Intertainment Media Inc.
TSX VENTURE : INT

Intertainment Media Inc.

March 03, 2009 14:35 ET

Intertainment Media's Itibiti Systems Update

Itibiti Systems Proposed $3 Million Financing and Purchase of Legacy Assets

TORONTO, ONTARIO--(Marketwire - March 3, 2009) - Intertainment Media Inc. ("Intertainment" or the "Company") (TSX VENTURE:INT) announced today that its wholly owned subsidiary, Itibiti Systems Inc. ("ISI") has made a proposed offer to purchase all the outstanding legacy assets and intellectual property of its business partner, Itibiti Inc. (the "Offer") As part and parcel of the Offer, subject to the approval of the TSX Venture Exchange, ISI will look to complete a brokered private placement of convertible debentures ("Debentures") of up to $3 Million CDN (the "Offering").

The Offering will consist of convertible debentures ("Debentures") at a subscription price of $50,000 CDN per Debenture which, unless otherwise authorized, will be payable at 15% interest per year, paid semi-annually. Each Debenture will be convertible into the Debenture holder's choice of either (a) units of Intertainment ("Units") at a conversion price of $0.11 per Unit with each Unit consisting of one common share and one common share purchase warrant ("Warrant"), such Warrant having an exercise price of $0.16 and being valid for two (2) years from the date of conversion of the debenture into Units, or (b) common shares of ISI ("ISI Shares") upon the occurrence of a Liquidity Event (as defined below) whereby each $0.70 of principal amount outstanding under the Debentures can be converted into one ISI Share.

A Liquidity Event is the occurrence of an event whereby ISI is listed for trading on a public stock exchange or whereby substantially all of the assets or securities of Itibiti are sold or amalgamated.

The Offering will be led by Toronto based D&D Securities Company. The Company will pay eligible parties 8% commission in cash and provide an option to purchase up to 8% of the Debentures sold at the subscription price of the Offering for a period of 18 months from the date of completion of the Offering.

To date, Intertainment and ISI have extended resources to Itibiti Inc. for the internal development of companion technology, marketing services, enhancement of the software and enhancement of the business platform.

The capital raised will be used for the launch of ISI's voice powered social networking platform, for strategic growth opportunities and for general corporate purposes. Additionally, a portion of the capital raised will be used specifically to satisfy the proposed purchase price under the Offer. The Company may choose to issue fewer Debentures than the maximum.

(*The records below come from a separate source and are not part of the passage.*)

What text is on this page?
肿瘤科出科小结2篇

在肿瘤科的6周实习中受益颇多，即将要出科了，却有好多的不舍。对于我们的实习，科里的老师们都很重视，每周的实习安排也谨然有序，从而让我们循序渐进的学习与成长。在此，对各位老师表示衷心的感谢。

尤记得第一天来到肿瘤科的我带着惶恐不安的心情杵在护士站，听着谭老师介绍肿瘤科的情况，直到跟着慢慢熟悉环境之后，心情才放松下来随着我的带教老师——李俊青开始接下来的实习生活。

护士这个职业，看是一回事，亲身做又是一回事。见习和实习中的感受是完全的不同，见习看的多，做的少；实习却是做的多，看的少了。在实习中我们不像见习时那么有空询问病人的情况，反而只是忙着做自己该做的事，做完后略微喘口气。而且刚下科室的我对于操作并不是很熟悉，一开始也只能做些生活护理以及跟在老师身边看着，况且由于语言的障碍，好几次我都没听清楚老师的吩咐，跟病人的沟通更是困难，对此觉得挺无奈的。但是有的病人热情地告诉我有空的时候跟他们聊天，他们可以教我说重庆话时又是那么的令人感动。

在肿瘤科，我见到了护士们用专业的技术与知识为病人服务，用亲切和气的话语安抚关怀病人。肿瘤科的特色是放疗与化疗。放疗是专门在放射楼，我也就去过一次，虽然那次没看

The Offer is subject to further negotiations of the terms between ISI and Itibiti Inc., the approval of a final agreement by the Board of Directors of both companies following completion of negotiations and the approval of the TSX Venture Exchange. Under the terms of the Offer extended, ISI would have the exclusive right to purchase all outstanding legacy systems, assets, technology rights and intellectual property of Itibiti Inc. Such right shall be purchased over a maximum period of 10 months by the issuance of 8,000,000 Units as well as cash and/or securities with a value equal to 1.2 Million CDN. The Offer contemplates the transaction would be comprised of both cash and stock, including common stock of Intertainment Media Inc.

About Itibiti Systems Inc.

Itibiti Systems' platform, itiBiti, is a revolutionary, instant revenue driven, Rich Internet Application (RIA) providing entertainment, communications and social networking initiatives displayed directly onto a user's computer desktop - providing major global brands with the unprecedented ability to power their marketing efforts within a unique, private label loyalty and revenue platform. itiBiti offers users a rich suite of services in combination with brand client initiatives. Itibiti Systems is currently in the planning stage for a mobile version of its product offerings.

About Intertainment

Intertainment Media Inc. (www.intertainmentmedia.com) is a Rich Media Applications leader, focused on delivering leading edge technology and marketing solutions enabling clients to power enhanced branding, loyalty initiatives and consumer engagement.

Additionally, Intertainment owns, operates and invests in high value content, traffic management, advertising and social networking solutions including, Eye Rock Digital (www.eyerockdigital.com), No Good TV (www.ngtv.com), Trooker Inc. (www.trooker.com), Itibiti Systems Inc. (www.itibitisystems.com) and Magnum Fine Commercial Printing Limited (www.magnumprinting.com).

Headquartered in Richmond Hill, Ontario, Canada Intertainment Media Inc. is listed on the Toronto Venture Exchange (symbol: INT).

This news release may contain forward-looking statements. These statements are based on current expectations and assumptions that are subject to risks and uncertainties. Actual results could differ materially because of factors discussed in the management discussion and analysis section of our interim and most recent annual financial statements or other reports and filings with the TSX Venture Exchange and applicable Canadian securities regulations. We do not undertake any duty to update any forward-looking statements.